Marchiafava-Bignami disease (MBD) is a rare condition characterized by demyelination of the corpus callosum. It is seen most often in patients with chronic alcoholism. (See Etiology and Pathophysiology.)
In 1903, Italian pathologists Marchiafava and Bignami described 3 alcoholic men who died after having seizures and coma. In each patient, the middle two thirds of the corpus callosum was found to be severely necrotic. Through the years, the medical literature accumulated hundreds of cases of MBD.
Most of these cases were found in alcoholic men.

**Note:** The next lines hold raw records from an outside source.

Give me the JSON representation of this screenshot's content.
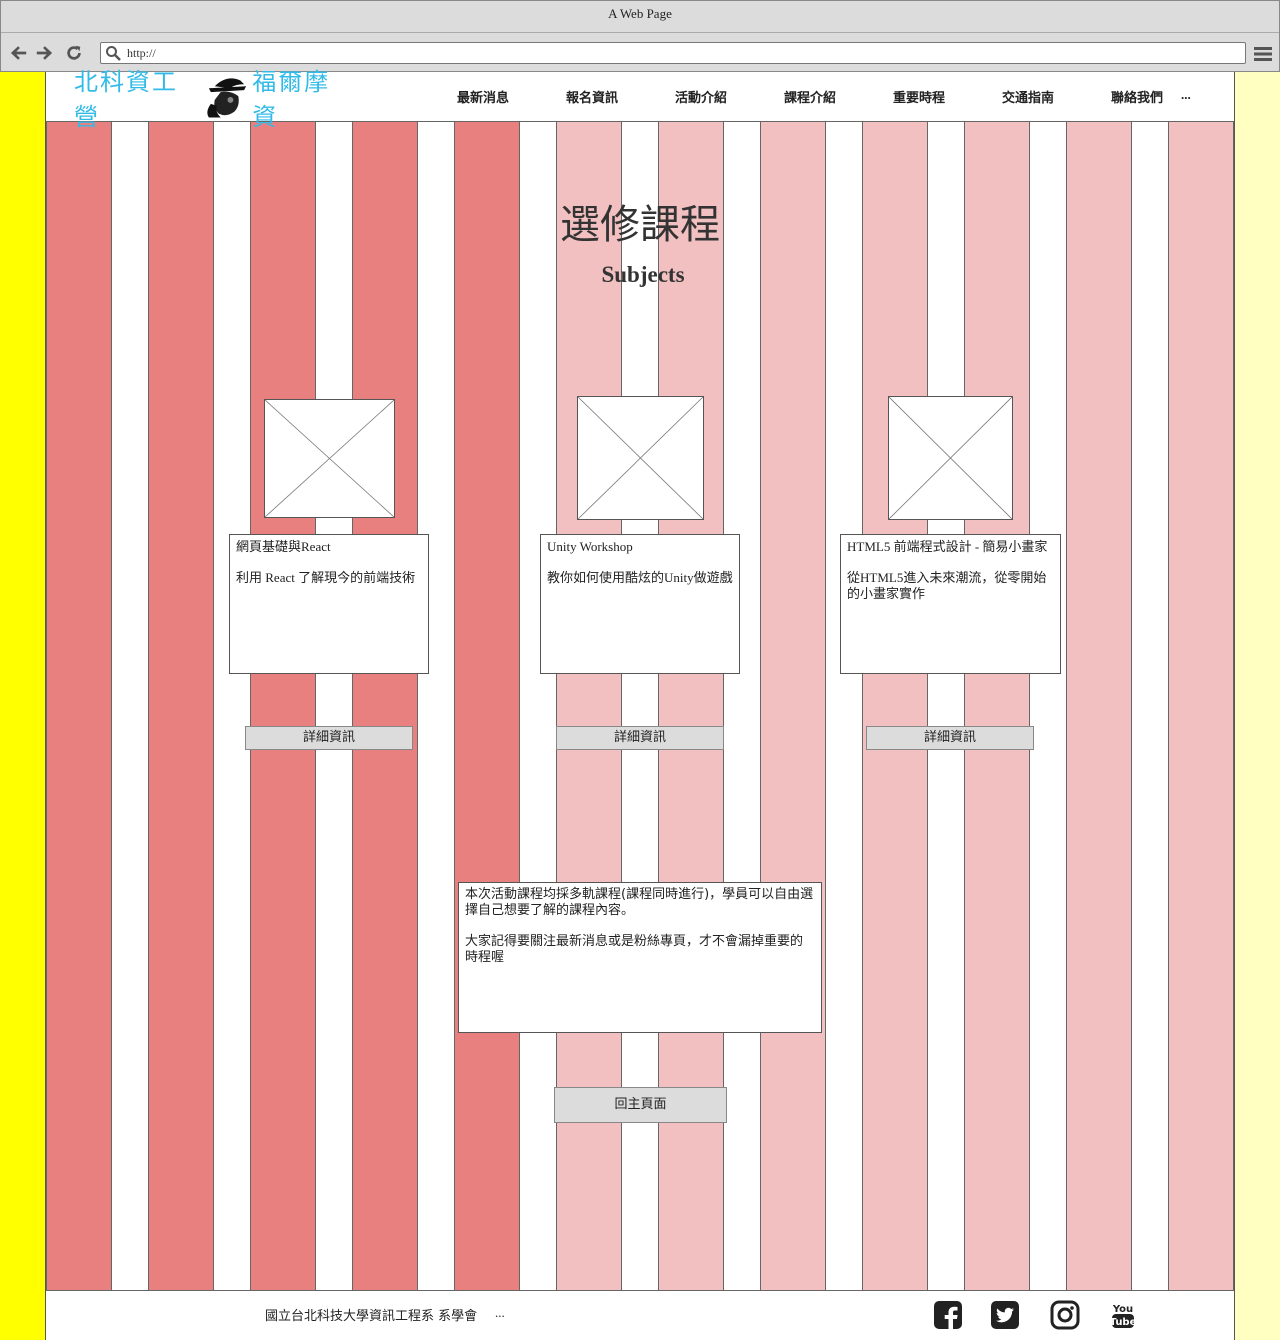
{
  "browser": {
    "window_title": "A Web Page",
    "url": "http://"
  },
  "header": {
    "logo_left": "北科資工營",
    "logo_right": "福爾摩資",
    "nav": [
      "最新消息",
      "報名資訊",
      "活動介紹",
      "課程介紹",
      "重要時程",
      "交通指南",
      "聯絡我們"
    ],
    "nav_more": "..."
  },
  "main": {
    "title": "選修課程",
    "subtitle": "Subjects",
    "courses": [
      {
        "name": "網頁基礎與React",
        "description": "利用 React 了解現今的前端技術",
        "button": "詳細資訊"
      },
      {
        "name": "Unity Workshop",
        "description": "教你如何使用酷炫的Unity做遊戲",
        "button": "詳細資訊"
      },
      {
        "name": "HTML5 前端程式設計 - 簡易小畫家",
        "description": "從HTML5進入未來潮流，從零開始的小畫家實作",
        "button": "詳細資訊"
      }
    ],
    "notice": {
      "line1": "本次活動課程均採多軌課程(課程同時進行)，學員可以自由選擇自己想要了解的課程內容。",
      "line2": "大家記得要關注最新消息或是粉絲專頁，才不會漏掉重要的時程喔"
    },
    "back_button": "回主頁面"
  },
  "footer": {
    "text": "國立台北科技大學資訊工程系 系學會",
    "more": "...",
    "social_icons": [
      "facebook-icon",
      "twitter-icon",
      "instagram-icon",
      "youtube-icon"
    ]
  },
  "colors": {
    "left_sidebar": "#ffff00",
    "right_sidebar": "#ffffc2",
    "stripe_dark": "#e88080",
    "stripe_light": "#f2c0c0",
    "logo": "#33bbe8"
  }
}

With the advent of computed tomography (CT) scanning and magnetic resonance imaging (MRI), more cases of MBD have been recognized than before. Analyses of such cases have revealed several patterns, including scattered lesions or cysts observed at intervals from the front to the back of the callosum. Nearby areas (eg, anterior commissure, posterior commissure, brachium pontis, other white-matter tracts) and the centrum semiovale are frequently involved. (See Workup.)
Subtypes of MBD
In 2004, Heinrich et al described 2 clinical subtypes of MBD as follows, based on a review of 50 radiologic cases diagnosed in vivo
Type A – Has predominant features of coma and stupor; this subtype is associated with a high prevalence of pyramidal-tract symptoms; radiologic features include involvement of the entire corpus callosum
Type B – Characterized by normal or mildly impaired mental status; radiologic features are partial or focal callosal lesions (see the image below).
T2-weighted axial image in a patient with Marchiafava-Bignami disease showing a high-signal lesion in the corpus callosum.